Die Neubearbeitung des Shakespeare-Textes von Feridun Zaimoglu und Günter Senkel trägt dazu ihren Teil bei, weil der Text direkter, die Gefühle härter umgesetzt sind. Jens Thomas erschafft mit Klavier, Gitarre und seiner Stimme eine stetig changierende musikalische Untermalung aus sanftem Stöhnen, leisem Wehklagen, immer so intensiv wie die Szenen selbst, die zwar wechseln, aber nie ihre suggestiv-düstere Grundstimmung verlieren.

Mal fängt die hohe Kleiderwand sanft zu schaukeln an, und die Bewohner Dänemarks tauchen lautlos wie Gespenster in diesem Vorhang auf. Oder es wird eine Enge suggeriert, als würde sich alles hinter Verliesmauern abspielen, in der ein inzestuös degenerierter Hofstaat regiert. Hamlets Mutter Gertrud (Gabriela Maria Schmeide) quillen anzüglich die Schenkel aus dem knappen Zirkusballerinentrikot, Barbara Nüsse spielt Staatsminister Polonius als geifernden Krüppel im Rollstuhl, Sohn Laertes ist ein Riese auf hohen Stelzen, und als Pendant zu Hamlet vereinen sich Rosencrantz und Guildenstern in der Person von Mirco Kreibich, der in pennälerhaftem Gehorsam jede Geste mit akrobatisch zuckenden Gliedern betont.

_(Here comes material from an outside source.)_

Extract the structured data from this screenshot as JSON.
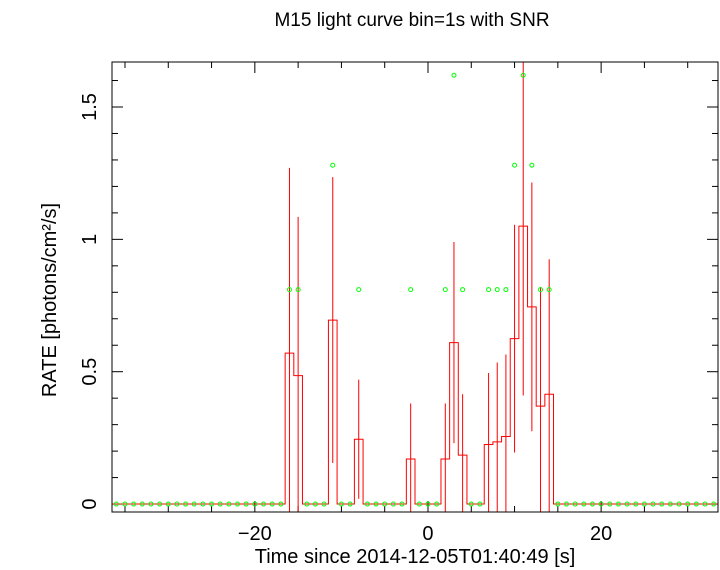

Diese Figuren ergeben kein realistisches Staatsbild, aber ein irrationales Gefüge, in dem Hamlet das Maskenspiel mit dem Wahnsinn nicht mehr kontrollieren kann und sich schon an der Aufzählung der Sein- oder-Nichtsein-Alternativen restlos erschöpft. Töte oder töte nicht, atme oder atme nicht, schweige oder schweige nicht – im finalen Monolog lässt Perceval den gedoppelten Hamlet voll Verzweiflungsfuror mit diesen Fragen ringen, und es scheint, als würde das Prinzip von Werden und Vergehen, das die Atmosphäre der Inszenierung bestimmt, jetzt noch einmal tief in sein Bewusstsein eindringen, wenn das Leben am Verglühen ist.

Perceval verfinstert die Bühnenwelt über zwei Stunden und schafft doch das Kunststück, Hamlets Affekte, seine Vatermordgedanken, seine Ohnmachtsgefühle und sein Versagen entschieden zu beleben. Als Boten treten Kinder auf, unschuldig und ohne Wissen um die Bedeutung der Nachrichten, die sie überbringen, während ihre Adressaten dem Tode nahe sind. Auch solch eine Szene fügt sich in den Abend, der nicht nur Hamlets inneres Zerwürfnis lesbar macht, sondern offen ist für die existenziellen Kräfte im Rhythmus von Leben und Vergehen. Am stärksten aber wirkt das Bild von den beiden Hamlets, deren Selbstgespräch die Möglichkeiten von Befreien und Verschanzen noch kennt, während ihre Körper im Strickhemd feist verschmolzen sind.